In Iowa, Sarah Palin made an incomprehensible speech at Representative Steve King’s “Freedom Summit,” then told The Washington Post that she was “seriously interested,” in running for president.
And a crippling blizzard is headed for the east coast that New York Mayor Bill de Blasio warned may be “one of the largest snowstorms in the history of this city.” Memphis freaks out over three inches of snow. Try an expected three feet, which would set records from Philadelphia to Boston and affect nearly 30 million people. Take that Al Gore.
Jerry Coli | Dreamstime.com
But screw all that: The NFL discovered that during their conference championship game, the New England Patriots used under-inflated footballs. I could write four paragraphs of balls jokes, but that’s far too easy. And since this has been the lead news story on every network for a week, I’ve heard every smarmy, double-entendre testicle reference in the history of broadcast news, from Rachel Maddow to Jimmy Fallon. I now know more about Bill Belichick than I ever intended.
I guess I’m as big a football fan as the next jerk, only I’m not emotionally invested in the outcome. I enjoy watching pro football because it’s a brutish and violent game played by mutants. If you asked me my favorite team, I guess it would be the Packers, because the citizen/stockholders of Green Bay actually own the team. If you ask me my least favorite team, it would be those with the loud-mouth owners who give high-fives in their luxury boxes while actually believing that what they say has any bearing on the game. Also, those owners that mix their personal, partisan politics with sport.
The NFL is just a billionaire’s playground where team owners play their own, exclusive version of fantasy football.
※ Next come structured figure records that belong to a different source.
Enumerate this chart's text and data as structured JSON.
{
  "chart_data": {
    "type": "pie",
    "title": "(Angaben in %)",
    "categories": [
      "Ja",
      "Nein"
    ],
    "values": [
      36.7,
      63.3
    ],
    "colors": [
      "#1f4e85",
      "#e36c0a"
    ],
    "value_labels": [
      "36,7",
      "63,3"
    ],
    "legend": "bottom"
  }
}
It’s become an industry that has grown like kudzu around what was once a game. Since pro football is the American substitute for gladiatorial war, it has become the perfect vessel for carpet-bombing advertisements, and nothing does it better than the Super Bowl. Can I use that word without sending somebody a check?
Billions of dollars will be spent in and around the Super Bowl on product placement, branding, Hollywood-produced ads, entertainment galas, including the world’s biggest halftime show, and particularly sports betting. Only the outcome is pertinent. The game is secondary to the commerce. With record amounts of cash spent on commercials, the Super Bowl serves as the quasi-Black Friday for awards season.
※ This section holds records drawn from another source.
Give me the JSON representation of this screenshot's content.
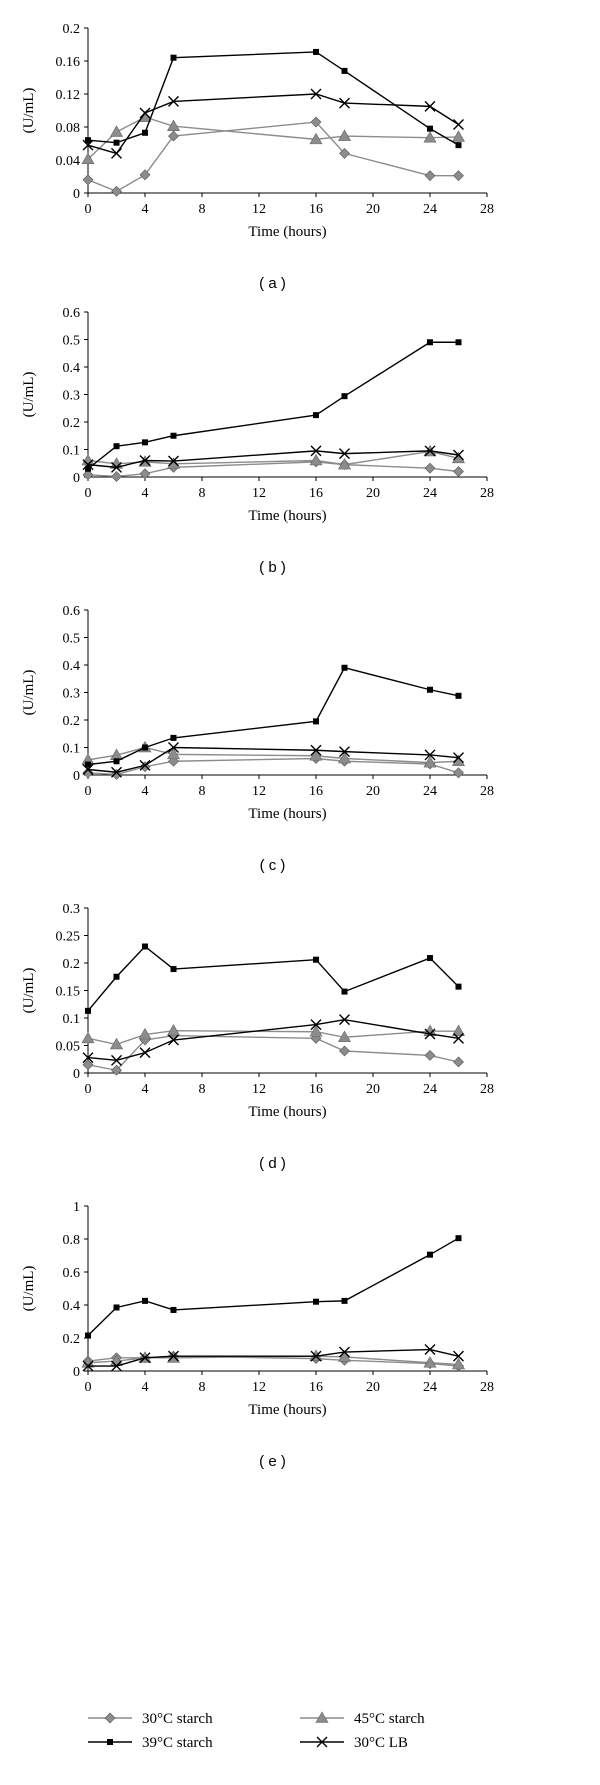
{
  "legend": {
    "items": [
      {
        "label": "30°C starch",
        "marker": "diamond",
        "color": "#8c8c8c"
      },
      {
        "label": "45°C starch",
        "marker": "triangle",
        "color": "#8c8c8c"
      },
      {
        "label": "39°C starch",
        "marker": "square",
        "color": "#000000"
      },
      {
        "label": "30°C LB",
        "marker": "cross",
        "color": "#000000"
      }
    ]
  },
  "chart_data": [
    {
      "type": "line",
      "panel_label": "( a )",
      "xlabel": "Time (hours)",
      "ylabel": "(U/mL)",
      "xlim": [
        0,
        28
      ],
      "ylim": [
        0,
        0.2
      ],
      "x_ticks": [
        "0",
        "4",
        "8",
        "12",
        "16",
        "20",
        "24",
        "28"
      ],
      "y_ticks": [
        "0",
        "0.04",
        "0.08",
        "0.12",
        "0.16",
        "0.2"
      ],
      "series": [
        {
          "name": "30°C starch",
          "x": [
            0,
            2,
            4,
            6,
            16,
            18,
            24,
            26
          ],
          "y": [
            0.016,
            0.002,
            0.022,
            0.069,
            0.086,
            0.048,
            0.021,
            0.021
          ]
        },
        {
          "name": "45°C starch",
          "x": [
            0,
            2,
            4,
            6,
            16,
            18,
            24,
            26
          ],
          "y": [
            0.041,
            0.074,
            0.092,
            0.081,
            0.065,
            0.069,
            0.067,
            0.068
          ]
        },
        {
          "name": "39°C starch",
          "x": [
            0,
            2,
            4,
            6,
            16,
            18,
            24,
            26
          ],
          "y": [
            0.064,
            0.061,
            0.073,
            0.164,
            0.171,
            0.148,
            0.078,
            0.058
          ]
        },
        {
          "name": "30°C LB",
          "x": [
            0,
            2,
            4,
            6,
            16,
            18,
            24,
            26
          ],
          "y": [
            0.058,
            0.048,
            0.097,
            0.111,
            0.12,
            0.109,
            0.105,
            0.083
          ]
        }
      ]
    },
    {
      "type": "line",
      "panel_label": "( b )",
      "xlabel": "Time (hours)",
      "ylabel": "(U/mL)",
      "xlim": [
        0,
        28
      ],
      "ylim": [
        0,
        0.6
      ],
      "x_ticks": [
        "0",
        "4",
        "8",
        "12",
        "16",
        "20",
        "24",
        "28"
      ],
      "y_ticks": [
        "0",
        "0.1",
        "0.2",
        "0.3",
        "0.4",
        "0.5",
        "0.6"
      ],
      "series": [
        {
          "name": "30°C starch",
          "x": [
            0,
            2,
            4,
            6,
            16,
            18,
            24,
            26
          ],
          "y": [
            0.008,
            0.002,
            0.012,
            0.035,
            0.055,
            0.045,
            0.032,
            0.02
          ]
        },
        {
          "name": "45°C starch",
          "x": [
            0,
            2,
            4,
            6,
            16,
            18,
            24,
            26
          ],
          "y": [
            0.06,
            0.048,
            0.055,
            0.048,
            0.06,
            0.045,
            0.093,
            0.068
          ]
        },
        {
          "name": "39°C starch",
          "x": [
            0,
            2,
            4,
            6,
            16,
            18,
            24,
            26
          ],
          "y": [
            0.03,
            0.112,
            0.126,
            0.15,
            0.225,
            0.294,
            0.49,
            0.49
          ]
        },
        {
          "name": "30°C LB",
          "x": [
            0,
            2,
            4,
            6,
            16,
            18,
            24,
            26
          ],
          "y": [
            0.045,
            0.035,
            0.06,
            0.058,
            0.095,
            0.085,
            0.095,
            0.08
          ]
        }
      ]
    },
    {
      "type": "line",
      "panel_label": "( c )",
      "xlabel": "Time (hours)",
      "ylabel": "(U/mL)",
      "xlim": [
        0,
        28
      ],
      "ylim": [
        0,
        0.6
      ],
      "x_ticks": [
        "0",
        "4",
        "8",
        "12",
        "16",
        "20",
        "24",
        "28"
      ],
      "y_ticks": [
        "0",
        "0.1",
        "0.2",
        "0.3",
        "0.4",
        "0.5",
        "0.6"
      ],
      "series": [
        {
          "name": "30°C starch",
          "x": [
            0,
            2,
            4,
            6,
            16,
            18,
            24,
            26
          ],
          "y": [
            0.008,
            0.002,
            0.03,
            0.05,
            0.06,
            0.05,
            0.04,
            0.008
          ]
        },
        {
          "name": "45°C starch",
          "x": [
            0,
            2,
            4,
            6,
            16,
            18,
            24,
            26
          ],
          "y": [
            0.055,
            0.072,
            0.1,
            0.075,
            0.07,
            0.06,
            0.045,
            0.05
          ]
        },
        {
          "name": "39°C starch",
          "x": [
            0,
            2,
            4,
            6,
            16,
            18,
            24,
            26
          ],
          "y": [
            0.038,
            0.05,
            0.1,
            0.135,
            0.195,
            0.39,
            0.31,
            0.288
          ]
        },
        {
          "name": "30°C LB",
          "x": [
            0,
            2,
            4,
            6,
            16,
            18,
            24,
            26
          ],
          "y": [
            0.02,
            0.01,
            0.035,
            0.1,
            0.09,
            0.085,
            0.073,
            0.063
          ]
        }
      ]
    },
    {
      "type": "line",
      "panel_label": "( d )",
      "xlabel": "Time (hours)",
      "ylabel": "(U/mL)",
      "xlim": [
        0,
        28
      ],
      "ylim": [
        0,
        0.3
      ],
      "x_ticks": [
        "0",
        "4",
        "8",
        "12",
        "16",
        "20",
        "24",
        "28"
      ],
      "y_ticks": [
        "0",
        "0.05",
        "0.1",
        "0.15",
        "0.2",
        "0.25",
        "0.3"
      ],
      "series": [
        {
          "name": "30°C starch",
          "x": [
            0,
            2,
            4,
            6,
            16,
            18,
            24,
            26
          ],
          "y": [
            0.015,
            0.005,
            0.06,
            0.068,
            0.063,
            0.04,
            0.032,
            0.02
          ]
        },
        {
          "name": "45°C starch",
          "x": [
            0,
            2,
            4,
            6,
            16,
            18,
            24,
            26
          ],
          "y": [
            0.063,
            0.052,
            0.07,
            0.077,
            0.075,
            0.065,
            0.076,
            0.076
          ]
        },
        {
          "name": "39°C starch",
          "x": [
            0,
            2,
            4,
            6,
            16,
            18,
            24,
            26
          ],
          "y": [
            0.113,
            0.175,
            0.23,
            0.189,
            0.206,
            0.148,
            0.209,
            0.157
          ]
        },
        {
          "name": "30°C LB",
          "x": [
            0,
            2,
            4,
            6,
            16,
            18,
            24,
            26
          ],
          "y": [
            0.028,
            0.023,
            0.037,
            0.06,
            0.088,
            0.097,
            0.071,
            0.063
          ]
        }
      ]
    },
    {
      "type": "line",
      "panel_label": "( e )",
      "xlabel": "Time (hours)",
      "ylabel": "(U/mL)",
      "xlim": [
        0,
        28
      ],
      "ylim": [
        0,
        1
      ],
      "x_ticks": [
        "0",
        "4",
        "8",
        "12",
        "16",
        "20",
        "24",
        "28"
      ],
      "y_ticks": [
        "0",
        "0.2",
        "0.4",
        "0.6",
        "0.8",
        "1"
      ],
      "series": [
        {
          "name": "30°C starch",
          "x": [
            0,
            2,
            4,
            6,
            16,
            18,
            24,
            26
          ],
          "y": [
            0.06,
            0.08,
            0.08,
            0.09,
            0.075,
            0.065,
            0.045,
            0.03
          ]
        },
        {
          "name": "45°C starch",
          "x": [
            0,
            2,
            4,
            6,
            16,
            18,
            24,
            26
          ],
          "y": [
            0.05,
            0.06,
            0.08,
            0.08,
            0.09,
            0.085,
            0.05,
            0.04
          ]
        },
        {
          "name": "39°C starch",
          "x": [
            0,
            2,
            4,
            6,
            16,
            18,
            24,
            26
          ],
          "y": [
            0.215,
            0.385,
            0.425,
            0.37,
            0.42,
            0.425,
            0.705,
            0.805
          ]
        },
        {
          "name": "30°C LB",
          "x": [
            0,
            2,
            4,
            6,
            16,
            18,
            24,
            26
          ],
          "y": [
            0.03,
            0.03,
            0.08,
            0.09,
            0.09,
            0.115,
            0.13,
            0.09
          ]
        }
      ]
    }
  ]
}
The game will be played in Glendale, Arizona, at the University of Phoenix Stadium. Of course, the University of Phoenix is a for-profit, online, kollege of knowledge with no actual campus, and thus has no football team to play in its stadium. Like good corporate citizens, they merely bought the naming rights and changed it from what was Cardinals Stadium. So, the Super Bowl played in the University of Phoenix Stadium is like a scam within a scam. Everybody gets paid. Except for the entertainers. The Wall Street Journal reported that the NFL approached Rihanna, Coldplay, and Katy Perry to play the halftime show, but asked the musicians to “contribute a portion of their post-Super Bowl tour income to the league,” or alternately, “make some other financial contribution,” in exchange for the halftime gig. Perry is this year’s special attraction. I sure hope she’s not paying those greedy bastards to play.
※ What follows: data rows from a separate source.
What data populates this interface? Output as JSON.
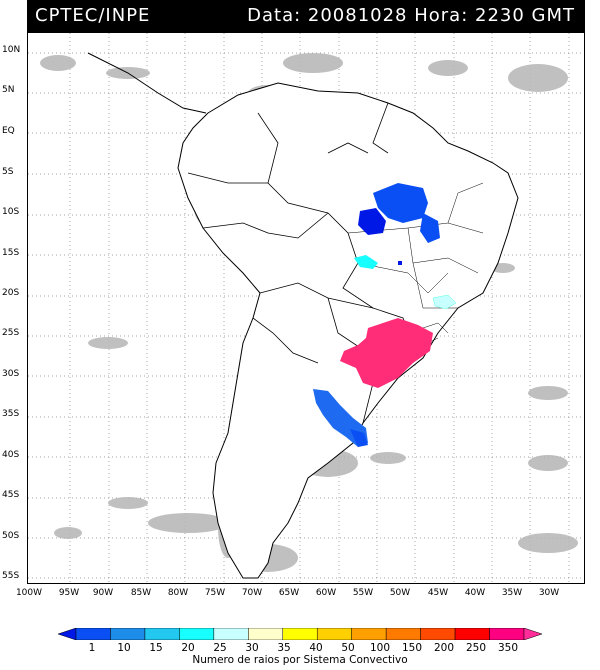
{
  "header": {
    "org": "CPTEC/INPE",
    "stamp": "Data: 20081028 Hora: 2230 GMT"
  },
  "latitude_labels": [
    "10N",
    "5N",
    "EQ",
    "5S",
    "10S",
    "15S",
    "20S",
    "25S",
    "30S",
    "35S",
    "40S",
    "45S",
    "50S",
    "55S"
  ],
  "longitude_labels": [
    "100W",
    "95W",
    "90W",
    "85W",
    "80W",
    "75W",
    "70W",
    "65W",
    "60W",
    "55W",
    "50W",
    "45W",
    "40W",
    "35W",
    "30W"
  ],
  "legend": {
    "title": "Numero de raios por Sistema Convectivo",
    "values": [
      "1",
      "10",
      "15",
      "20",
      "25",
      "30",
      "35",
      "40",
      "50",
      "100",
      "150",
      "200",
      "250",
      "350"
    ],
    "colors": [
      "#0018e6",
      "#0a4ff3",
      "#1e8de9",
      "#22c8f0",
      "#17ffff",
      "#c8ffff",
      "#ffffcc",
      "#ffff00",
      "#ffd000",
      "#ffa000",
      "#ff7b00",
      "#ff4a00",
      "#ff0000",
      "#ff0080",
      "#ff2c9a"
    ]
  },
  "convective_systems": [
    {
      "label": "blue system north-east Brazil",
      "lightning": 10
    },
    {
      "label": "blue system central Brazil",
      "lightning": 1
    },
    {
      "label": "cyan system central Brazil",
      "lightning": 25
    },
    {
      "label": "cyan small system south-east",
      "lightning": 30
    },
    {
      "label": "magenta system southern Brazil",
      "lightning": 350
    },
    {
      "label": "blue system Argentina coast",
      "lightning": 10
    }
  ]
}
In summary, the Patriots are cheaters owned by Robert Kraft of Kraft Foods, whose net worth is around $4 billion, and who has a son who worked for Bain Capital in the ’80s. They have a coach with a shady reputation and a quarterback who’s married to a Brazilian supermodel, makes $40 million a year in salary and endorsements, is said to have a near-genius IQ, and “did not alter the ball in any way,” even though he admitted he preferred them slightly deflated in a previous interview. When asked if he was a cheater, Brady said, “I don’t believe so.”
They play the Seattle Seahawks, owned by low-key Microsoft billionaire Paul Allen, who also owns the NBA Trailblazers. According to SeatGeek, the average ticket price is going for $3,262. Wouldn’t it be ironic if the monster snowstorm headed for Boston caused widespread power outages on Super Sunday? I hope by then they will have finally stopped talking about “Deflategate.” The only thing I have to add to that conversation is that Tom Brady’s balls aren’t as big as he thought. The Santa Ana winds are doing biblical-like, wildfire damage in California, and there’s a measles outbreak in Disneyland. And I’ll take the Seahawks and the points.